Chicago

Frances Whitehead

Dart Gallery

In the installation here, Frances Whitehead’s sculptures seemed to have been strewn across the pristine spaces of the gallery. Her sculptures leaned—sometimes precariously—against spotlit walls or came to rest in haphazard patterns on the floor. Yet these large-scale pieces seemed ready, poised for some unnamed or unknowable use, as if they were immense tools momentarily overlooked or set aside. Whitehead employs various forms of tin, zinc, steel, and copper, the heavy metals of early industrial technology, the fire-formed constituent elements of an outmoded engineering. They are bent and shaped to create new forms that evoke speculation regarding potential function. These sculptures are wondrous implements for foundries that never existed, the astrolabes and crucibles of sciences that never quite saw the light of day. Yet in their presentation here they seemed palpable and true, works of solemn integrity that bore a mystical weight.

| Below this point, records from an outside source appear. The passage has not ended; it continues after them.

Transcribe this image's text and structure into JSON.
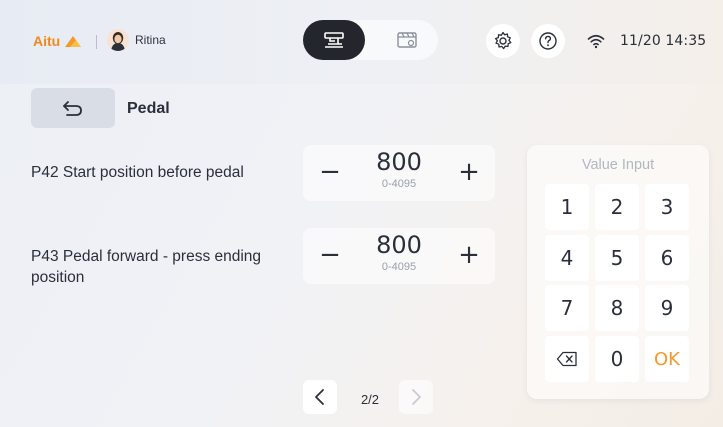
{
  "header": {
    "brand": "Aitu",
    "user_name": "Ritina",
    "datetime": "11/20 14:35",
    "modes": [
      {
        "icon": "sewing-machine-icon",
        "active": true
      },
      {
        "icon": "video-tutorial-icon",
        "active": false
      }
    ],
    "settings_icon": "gear-icon",
    "help_icon": "help-circle-icon",
    "wifi_icon": "wifi-icon"
  },
  "page": {
    "title": "Pedal",
    "back_icon": "undo-arrow-icon"
  },
  "params": [
    {
      "label": "P42 Start position before pedal",
      "value": "800",
      "range": "0-4095",
      "minus": "−",
      "plus": "+"
    },
    {
      "label_line1": "P43 Pedal forward - press ending",
      "label_line2": "position",
      "value": "800",
      "range": "0-4095",
      "minus": "−",
      "plus": "+"
    }
  ],
  "keypad": {
    "title": "Value Input",
    "keys": [
      "1",
      "2",
      "3",
      "4",
      "5",
      "6",
      "7",
      "8",
      "9",
      "⌫",
      "0",
      "OK"
    ]
  },
  "pager": {
    "text": "2/2",
    "prev_icon": "chevron-left-icon",
    "next_icon": "chevron-right-icon"
  },
  "colors": {
    "accent": "#f29a2c",
    "brand": "#f08a1c",
    "dark": "#23262d"
  }
}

Highly tuned principles of design technology inform alembic II, 1988–89. The sluicelike copper ramp built into the top of this imposing sculpture, and its tapering steel core cascading down to the floor, create a strong focus of energy. The piece does not discourage a figural reading in its spiralling movement upward. The sculpture rests on the floor and against the wall as if temporarily dizzy, its function arrested, yet its profile enhanced. cucubite, 1989, shows the skeletal armature of two immense and fantastic laboratory beakers that now gracefully invade each other’s bodies with their tapering long necks. It is an arabesque beautifully performed, and Whitehead’s command of the tensile properties of steel filaments is well articulated here. baton, 1988–89, is an exquisite long pivot of woven steel and patined copper. Whitehead welds, perforates, adheres, stains, and meshes these materials with great skill and to focused purpose; the work is endowed with a sense of history and experience. It is suggestive of a relic, an object of veneration, the battered remnant of a rite long forgotten. Whitehead’s sculptures also possess a sense of nostalgia, a willful and wistful immersion into a technology that seems more logical, mysterious, and beautiful than that of our own time. Her experience of Chicago, a city perched on the western edge of rust-belt America, a city whose outmoded industries cast very long and very rich shadows across its landscape, seems to have served her well.